An example of the strong idea: What could save us from geometric ratios of growing? preventive and positive checks. For preventive he meant to delay parent- hood (not that bad). For positive he meant: war, famine and plagues (not that good either. Not positive at all). In Malthus words, there is no more evil in the world than what is absolutely necessary.

But those solutions weren’t finals. They were just weeks forces against the giant power of reproduction. Of course moral restraints would be not enough for such a immense power.

If we consider his scientific interpretation of data was right, and his eloquence admirable. What happened with the doomed view of future? I mean, the essay appeared in 1798 and we are still alive and not dying from hunger (at least, in this part of the world). I hardly say precipice of existence. What Malthus missed in his rigorous calculations? Beside poor data information, he missed an important aspect (here is the key): technology improvement. I prefer, the nonlinearities of the human behavior.

Industrial revolution started, and with it, new ways to produce far more food at cheaper prices. At the beginning of the eighteenth century, European agricultural productivity was no higher than twenty centuries earlier. But from 1700 to 1800, output per worker doubled in England. In France, despite the effects of revolution and war, output grew by roughly 25% between Malthus’s birth and the first edition of An Essay. Several innovation accounted for the leap, including crop rotation, seed selection, better tools, and de use of the horse instead of oxen, reducing plowing time by nearly 50%.
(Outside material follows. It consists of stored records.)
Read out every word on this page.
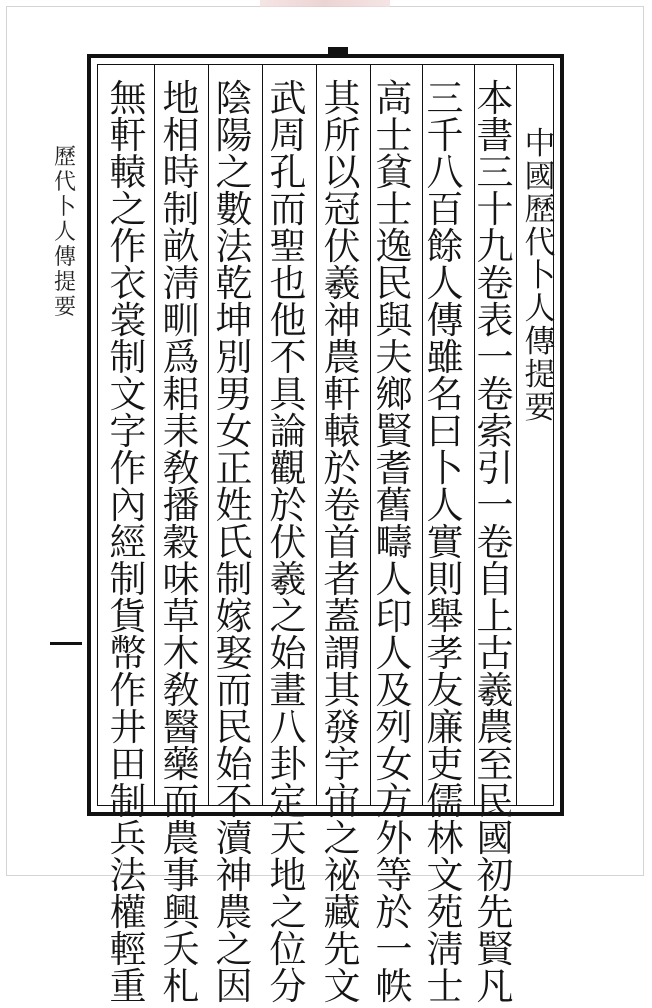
中
國
歷
代
卜
人
傳
提
要
本
書
三
十
九
卷
表
一
卷
索
引
一
卷
自
上
古
羲
農
至
民
國
初
先
賢
凡
三
千
八
百
餘
人
傳
雖
名
曰
卜
人
實
則
舉
孝
友
廉
吏
儒
林
文
苑
淸
士
高
士
貧
士
逸
民
與
夫
鄉
賢
耆
舊
疇
人
印
人
及
列
女
方
外
等
於
一
帙
其
所
以
冠
伏
羲
神
農
軒
轅
於
卷
首
者
蓋
謂
其
發
宇
宙
之
祕
藏
先
文
武
周
孔
而
聖
也
他
不
具
論
觀
於
伏
羲
之
始
畫
八
卦
定
天
地
之
位
分
陰
陽
之
數
法
乾
坤
別
男
女
正
姓
氏
制
嫁
娶
而
民
始
不
瀆
神
農
之
因
地
相
時
制
畝
淸
甽
爲
耜
耒
敎
播
穀
味
草
木
敎
醫
藥
而
農
事
興
夭
札
無
軒
轅
之
作
衣
裳
制
文
字
作
內
經
制
貨
幣
作
井
田
制
兵
法
權
輕
重
歷
代
卜
人
傳
提
要
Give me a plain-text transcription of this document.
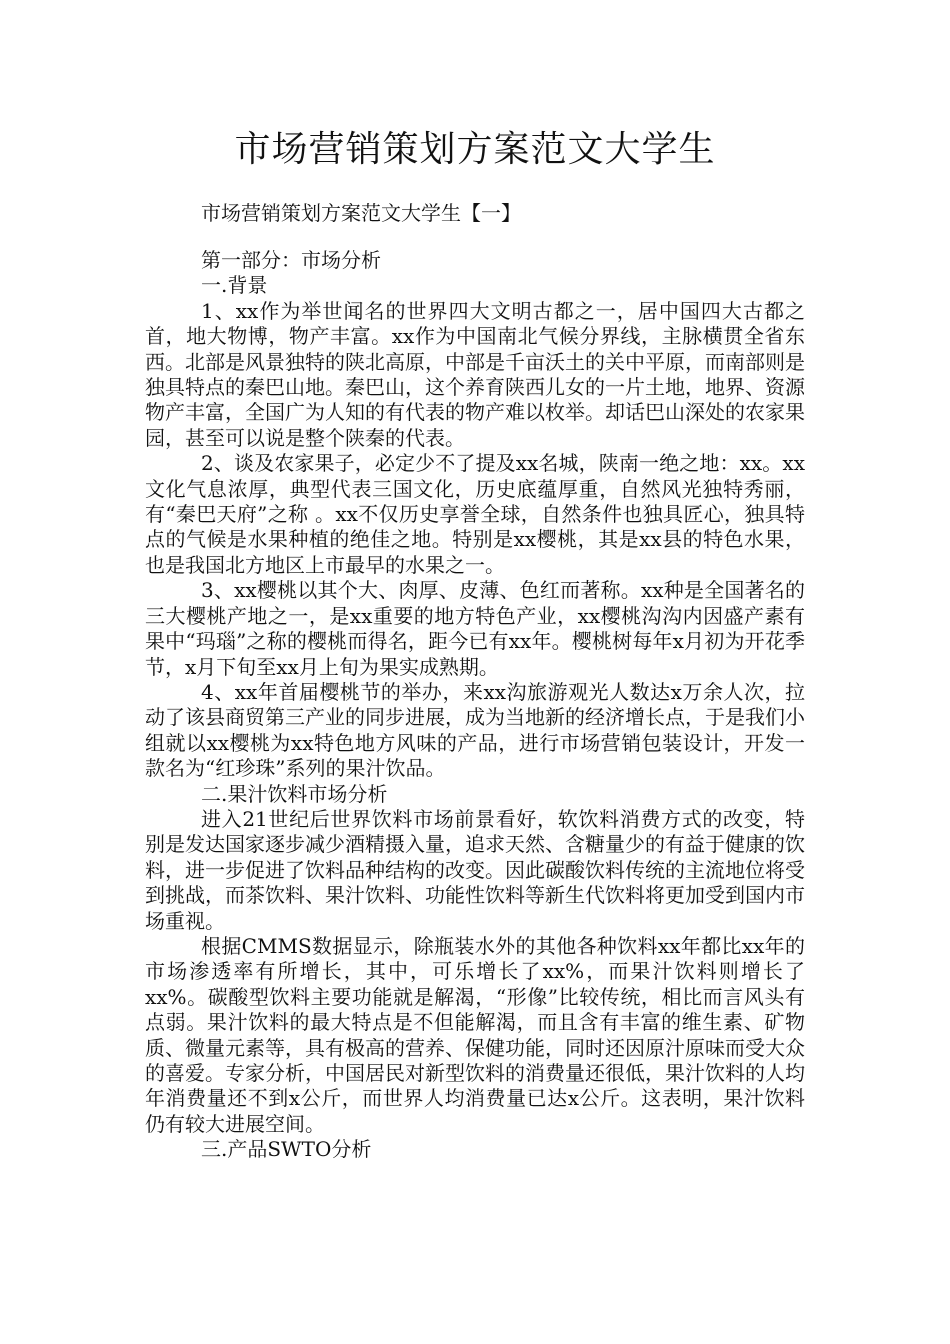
市场营销策划方案范文大学生
市场营销策划方案范文大学生【一】

第一部分：市场分析

一.背景

1、xx作为举世闻名的世界四大文明古都之一，居中国四大古都之首，地大物博，物产丰富。xx作为中国南北气候分界线，主脉横贯全省东西。北部是风景独特的陕北高原，中部是千亩沃土的关中平原，而南部则是独具特点的秦巴山地。秦巴山，这个养育陕西儿女的一片土地，地界、资源物产丰富，全国广为人知的有代表的物产难以枚举。却话巴山深处的农家果园，甚至可以说是整个陕秦的代表。

2、谈及农家果子，必定少不了提及xx名城，陕南一绝之地：xx。xx文化气息浓厚，典型代表三国文化，历史底蕴厚重，自然风光独特秀丽，有“秦巴天府”之称 。xx不仅历史享誉全球，自然条件也独具匠心，独具特点的气候是水果种植的绝佳之地。特别是xx樱桃，其是xx县的特色水果，也是我国北方地区上市最早的水果之一。

3、xx樱桃以其个大、肉厚、皮薄、色红而著称。xx种是全国著名的三大樱桃产地之一，是xx重要的地方特色产业，xx樱桃沟沟内因盛产素有果中“玛瑙”之称的樱桃而得名，距今已有xx年。樱桃树每年x月初为开花季节，x月下旬至xx月上旬为果实成熟期。

4、xx年首届樱桃节的举办，来xx沟旅游观光人数达x万余人次，拉动了该县商贸第三产业的同步进展，成为当地新的经济增长点，于是我们小组就以xx樱桃为xx特色地方风味的产品，进行市场营销包装设计，开发一款名为“红珍珠”系列的果汁饮品。

二.果汁饮料市场分析

进入21世纪后世界饮料市场前景看好，软饮料消费方式的改变，特别是发达国家逐步减少酒精摄入量，追求天然、含糖量少的有益于健康的饮料，进一步促进了饮料品种结构的改变。因此碳酸饮料传统的主流地位将受到挑战，而茶饮料、果汁饮料、功能性饮料等新生代饮料将更加受到国内市场重视。

根据CMMS数据显示，除瓶装水外的其他各种饮料xx年都比xx年的市场渗透率有所增长，其中，可乐增长了xx%，而果汁饮料则增长了xx%。碳酸型饮料主要功能就是解渴，“形像”比较传统，相比而言风头有点弱。果汁饮料的最大特点是不但能解渴，而且含有丰富的维生素、矿物质、微量元素等，具有极高的营养、保健功能，同时还因原汁原味而受大众的喜爱。专家分析，中国居民对新型饮料的消费量还很低，果汁饮料的人均年消费量还不到x公斤，而世界人均消费量已达x公斤。这表明，果汁饮料仍有较大进展空间。

三.产品SWTO分析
With that quantity of food, why did we not explode having more and more children? Why higher standard of living did not lead to Malthusian birth spiral? I believe the answer is simple: we changed too. More education and job goals persuade us to have fewer children. So we changed, and we changed in a way that was not seeing from the past. The importance of this is that, it can happen again. It surely will be.

Once in a While, we remember the poor Malthus:

  • 1970 Donella Meadows presented The Limits to Growth. In this book (to read) the data and trends predicted disaster within hundred years unless pre- ventatives were taken. Those preventatives were: immediately stop economic growth, stop population expansion, and recycle resources. They even propose, with hard data, that we are already living in a non sustainable way of life. We are living this way since 1980.
  • 1973 Robert McNamara, president of the World Bank, compared the population explosion to the threat of nuclear war. (Malthus surely would have used the nuclear term as positive check.)
  • 1974 Robert Heilbroner published An Inquiry into the Human Prospect in which he concluded that resources could not keep up with industrial demand.
  • 1980 the State Department and the Council on Environmental Quality released Global 2000 Report proclaiming : If present trends continue, the world in 2000 will be more crowded, more polluted, less stable ecologically, and more vulnerable to disruption than the world we live now.

Were those guys just the ghost of poor Malthus trying to gain popularity? Or are those threats really going to happen? (if they are already not happening) Let’s pray for not to.

Maybe more important than his doom prophecy, is his scientific approach (even him missed). In Malthus words:

The principal cause of error, and differences which prevail at present among the scientific writers on political economy, appears to me to be, a precipitate attempt to simplify and generalize…[and not to] sufficiently try their theories by a reference to that enlarged and comprehensive experience, which, on so complicated a subject, can alone establish their truth and utility.

Malthus has been wrong, for a while, and that’s good for us, for a while.